This stance follows new details emerging around the Alaska Airlines door blowout incident, with the NTSB saying bolts were likely not installed.
The FAA’s Investigation
Comments such as these come as the Federal Aviation Administration thoroughly reviews Boeing’s manufacturing processes.
This investigation was launched in response to the Alaska Airlines 737-9 incident and to airline technicians’ further identification of loose bolts during subsequent inspections.
Ultimately, the investigation is expected to take six weeks and will focus on several plants where Boeing conducts work and also a focus on Spirit AeroSystems. Even once their audit is completed, the FAA says the likelihood that they will still have people inspecting the planemaker is high.
The FAA feels it must have additional layers of oversight into Boeing because this isn’t one incident but a string of continued quality problems surfacing.
Quality Control Problem
Meanwhile, the NTSB, investigating the circumstances of what took place aboard the Alaska Airlines 737-9 flight, says that a very visible quality control problem is impacting Boeing.

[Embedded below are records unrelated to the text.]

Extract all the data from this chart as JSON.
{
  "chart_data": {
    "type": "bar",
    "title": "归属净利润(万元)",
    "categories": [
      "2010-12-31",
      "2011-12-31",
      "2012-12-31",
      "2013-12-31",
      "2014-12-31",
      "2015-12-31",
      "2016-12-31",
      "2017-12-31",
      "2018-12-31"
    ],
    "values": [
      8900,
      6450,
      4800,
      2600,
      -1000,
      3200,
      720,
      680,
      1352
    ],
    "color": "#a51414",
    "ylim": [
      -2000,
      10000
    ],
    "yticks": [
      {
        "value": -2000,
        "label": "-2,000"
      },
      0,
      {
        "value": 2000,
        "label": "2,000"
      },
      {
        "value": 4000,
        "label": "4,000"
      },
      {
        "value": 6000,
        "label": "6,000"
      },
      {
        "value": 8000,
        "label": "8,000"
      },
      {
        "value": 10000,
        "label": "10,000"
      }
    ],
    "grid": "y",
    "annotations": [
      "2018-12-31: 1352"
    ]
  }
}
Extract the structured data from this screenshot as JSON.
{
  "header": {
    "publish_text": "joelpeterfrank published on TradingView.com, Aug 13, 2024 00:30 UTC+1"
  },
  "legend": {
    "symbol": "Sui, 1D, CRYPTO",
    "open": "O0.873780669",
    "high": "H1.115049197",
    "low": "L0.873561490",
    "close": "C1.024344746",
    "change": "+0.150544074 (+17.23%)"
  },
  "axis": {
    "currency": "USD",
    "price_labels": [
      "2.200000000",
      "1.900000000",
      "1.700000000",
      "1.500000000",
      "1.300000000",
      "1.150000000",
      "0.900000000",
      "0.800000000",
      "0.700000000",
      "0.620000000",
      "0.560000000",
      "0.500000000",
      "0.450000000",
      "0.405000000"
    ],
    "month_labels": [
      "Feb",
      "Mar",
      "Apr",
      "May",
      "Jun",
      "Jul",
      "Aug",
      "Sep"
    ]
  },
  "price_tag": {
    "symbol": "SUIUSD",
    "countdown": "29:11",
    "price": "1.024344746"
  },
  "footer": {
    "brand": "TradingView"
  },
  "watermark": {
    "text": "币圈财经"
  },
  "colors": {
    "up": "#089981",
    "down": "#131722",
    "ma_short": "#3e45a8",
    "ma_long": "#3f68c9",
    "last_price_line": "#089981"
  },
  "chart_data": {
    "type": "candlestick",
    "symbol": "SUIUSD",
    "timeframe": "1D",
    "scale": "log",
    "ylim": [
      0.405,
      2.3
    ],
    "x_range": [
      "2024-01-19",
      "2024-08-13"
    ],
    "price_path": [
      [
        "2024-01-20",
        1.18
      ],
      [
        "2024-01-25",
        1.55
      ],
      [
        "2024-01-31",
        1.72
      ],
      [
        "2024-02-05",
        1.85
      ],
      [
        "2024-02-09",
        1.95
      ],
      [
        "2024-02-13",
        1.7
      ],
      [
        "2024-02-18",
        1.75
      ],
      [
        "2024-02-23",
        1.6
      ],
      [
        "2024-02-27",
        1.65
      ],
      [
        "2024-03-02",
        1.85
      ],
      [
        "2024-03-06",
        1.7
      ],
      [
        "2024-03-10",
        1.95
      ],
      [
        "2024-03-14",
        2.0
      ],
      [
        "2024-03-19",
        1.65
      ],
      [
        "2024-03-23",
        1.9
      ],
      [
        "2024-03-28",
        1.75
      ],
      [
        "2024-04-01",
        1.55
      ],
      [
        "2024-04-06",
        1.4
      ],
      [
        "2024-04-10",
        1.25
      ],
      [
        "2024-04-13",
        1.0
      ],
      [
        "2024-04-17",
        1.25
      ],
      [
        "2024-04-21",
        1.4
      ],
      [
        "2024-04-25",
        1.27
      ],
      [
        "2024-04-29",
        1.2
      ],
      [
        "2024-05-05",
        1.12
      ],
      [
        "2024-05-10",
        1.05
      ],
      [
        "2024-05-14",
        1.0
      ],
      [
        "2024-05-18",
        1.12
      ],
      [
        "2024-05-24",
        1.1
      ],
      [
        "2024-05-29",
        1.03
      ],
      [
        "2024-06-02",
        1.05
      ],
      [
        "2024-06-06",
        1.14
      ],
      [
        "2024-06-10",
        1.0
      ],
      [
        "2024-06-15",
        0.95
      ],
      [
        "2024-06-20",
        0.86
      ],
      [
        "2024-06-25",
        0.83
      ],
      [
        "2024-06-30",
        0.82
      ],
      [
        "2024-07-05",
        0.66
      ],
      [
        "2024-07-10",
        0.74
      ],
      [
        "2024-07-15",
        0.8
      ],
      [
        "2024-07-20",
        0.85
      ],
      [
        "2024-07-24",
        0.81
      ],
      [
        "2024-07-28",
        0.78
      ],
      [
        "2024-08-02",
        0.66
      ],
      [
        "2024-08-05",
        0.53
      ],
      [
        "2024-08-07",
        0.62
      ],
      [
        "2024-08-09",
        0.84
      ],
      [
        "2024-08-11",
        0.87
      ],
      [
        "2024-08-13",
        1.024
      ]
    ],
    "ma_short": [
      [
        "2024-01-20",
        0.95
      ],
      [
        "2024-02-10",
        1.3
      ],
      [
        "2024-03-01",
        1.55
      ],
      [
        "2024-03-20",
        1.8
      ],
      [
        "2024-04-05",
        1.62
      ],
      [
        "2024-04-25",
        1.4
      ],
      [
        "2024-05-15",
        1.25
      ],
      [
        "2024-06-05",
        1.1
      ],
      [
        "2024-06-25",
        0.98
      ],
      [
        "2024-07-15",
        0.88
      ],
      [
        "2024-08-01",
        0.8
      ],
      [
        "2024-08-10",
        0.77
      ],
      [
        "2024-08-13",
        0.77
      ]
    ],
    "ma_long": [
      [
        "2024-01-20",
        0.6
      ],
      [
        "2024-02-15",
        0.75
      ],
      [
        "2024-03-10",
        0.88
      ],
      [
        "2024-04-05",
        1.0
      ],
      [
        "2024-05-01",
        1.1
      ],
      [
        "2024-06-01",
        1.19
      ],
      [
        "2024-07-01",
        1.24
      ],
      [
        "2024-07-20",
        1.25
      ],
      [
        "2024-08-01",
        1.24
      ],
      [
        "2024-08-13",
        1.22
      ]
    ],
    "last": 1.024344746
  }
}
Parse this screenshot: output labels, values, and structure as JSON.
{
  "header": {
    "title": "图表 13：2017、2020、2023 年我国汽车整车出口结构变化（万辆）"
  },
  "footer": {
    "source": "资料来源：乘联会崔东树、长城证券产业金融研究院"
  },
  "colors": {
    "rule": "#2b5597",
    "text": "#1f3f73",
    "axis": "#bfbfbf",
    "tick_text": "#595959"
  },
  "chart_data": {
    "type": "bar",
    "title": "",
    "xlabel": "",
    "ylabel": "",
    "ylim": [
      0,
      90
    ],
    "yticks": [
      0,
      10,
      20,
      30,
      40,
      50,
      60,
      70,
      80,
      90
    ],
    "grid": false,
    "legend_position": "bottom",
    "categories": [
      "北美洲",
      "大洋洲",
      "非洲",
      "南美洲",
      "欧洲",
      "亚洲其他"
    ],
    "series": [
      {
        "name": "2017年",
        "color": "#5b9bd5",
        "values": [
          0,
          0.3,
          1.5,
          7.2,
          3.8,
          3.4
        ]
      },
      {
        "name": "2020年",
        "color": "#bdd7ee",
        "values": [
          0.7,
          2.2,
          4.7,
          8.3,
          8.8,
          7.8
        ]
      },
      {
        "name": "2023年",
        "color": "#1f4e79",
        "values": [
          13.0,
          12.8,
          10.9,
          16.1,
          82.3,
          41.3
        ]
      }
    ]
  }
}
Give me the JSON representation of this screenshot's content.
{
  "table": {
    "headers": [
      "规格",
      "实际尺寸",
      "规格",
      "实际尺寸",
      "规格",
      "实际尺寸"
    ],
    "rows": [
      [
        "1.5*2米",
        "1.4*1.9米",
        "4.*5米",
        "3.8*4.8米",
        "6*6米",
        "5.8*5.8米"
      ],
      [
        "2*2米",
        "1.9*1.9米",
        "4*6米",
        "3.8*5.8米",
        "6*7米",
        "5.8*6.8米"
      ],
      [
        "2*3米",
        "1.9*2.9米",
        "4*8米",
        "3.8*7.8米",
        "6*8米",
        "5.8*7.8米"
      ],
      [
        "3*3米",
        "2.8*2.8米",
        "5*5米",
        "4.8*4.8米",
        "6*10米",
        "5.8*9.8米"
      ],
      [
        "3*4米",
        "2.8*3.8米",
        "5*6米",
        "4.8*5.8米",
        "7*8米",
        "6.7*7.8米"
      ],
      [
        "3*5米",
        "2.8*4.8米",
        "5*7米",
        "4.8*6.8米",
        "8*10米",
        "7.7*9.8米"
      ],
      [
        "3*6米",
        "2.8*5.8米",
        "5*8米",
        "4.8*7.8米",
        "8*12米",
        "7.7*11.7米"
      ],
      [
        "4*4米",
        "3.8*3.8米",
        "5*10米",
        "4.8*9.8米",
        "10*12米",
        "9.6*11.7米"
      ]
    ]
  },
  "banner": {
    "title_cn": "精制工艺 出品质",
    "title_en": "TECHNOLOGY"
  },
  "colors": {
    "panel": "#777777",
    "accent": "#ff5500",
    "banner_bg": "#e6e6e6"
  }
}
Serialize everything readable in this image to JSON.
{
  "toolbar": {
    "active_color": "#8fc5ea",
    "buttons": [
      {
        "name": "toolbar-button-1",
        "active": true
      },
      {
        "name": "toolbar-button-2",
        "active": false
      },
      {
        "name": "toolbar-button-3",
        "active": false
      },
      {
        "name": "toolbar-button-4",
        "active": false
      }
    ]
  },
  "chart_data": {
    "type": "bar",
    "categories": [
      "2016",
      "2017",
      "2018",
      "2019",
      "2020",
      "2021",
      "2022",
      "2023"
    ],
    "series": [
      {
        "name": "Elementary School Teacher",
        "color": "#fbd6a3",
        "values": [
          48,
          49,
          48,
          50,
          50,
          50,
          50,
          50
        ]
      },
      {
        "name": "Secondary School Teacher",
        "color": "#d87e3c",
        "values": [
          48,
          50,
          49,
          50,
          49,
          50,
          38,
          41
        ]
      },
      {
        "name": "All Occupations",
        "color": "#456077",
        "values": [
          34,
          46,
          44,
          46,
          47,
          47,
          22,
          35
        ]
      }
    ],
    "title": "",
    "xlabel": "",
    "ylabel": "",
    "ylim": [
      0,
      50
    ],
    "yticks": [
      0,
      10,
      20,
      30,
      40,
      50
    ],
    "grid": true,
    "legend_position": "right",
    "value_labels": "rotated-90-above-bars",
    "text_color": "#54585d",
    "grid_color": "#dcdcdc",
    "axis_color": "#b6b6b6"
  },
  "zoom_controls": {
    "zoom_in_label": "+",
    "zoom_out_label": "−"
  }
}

Interestingly, however, the NTSB says it will look at Boeing and the Federal Aviation Administration and their oversight into how Boeing can get a plane such as this delivered with safety-critical bolts missing.
Boeing’s work to change its culture and image will take time. Over the past four years, many have argued that they were slowly changing their ways; however, that’s seemingly come undone once more.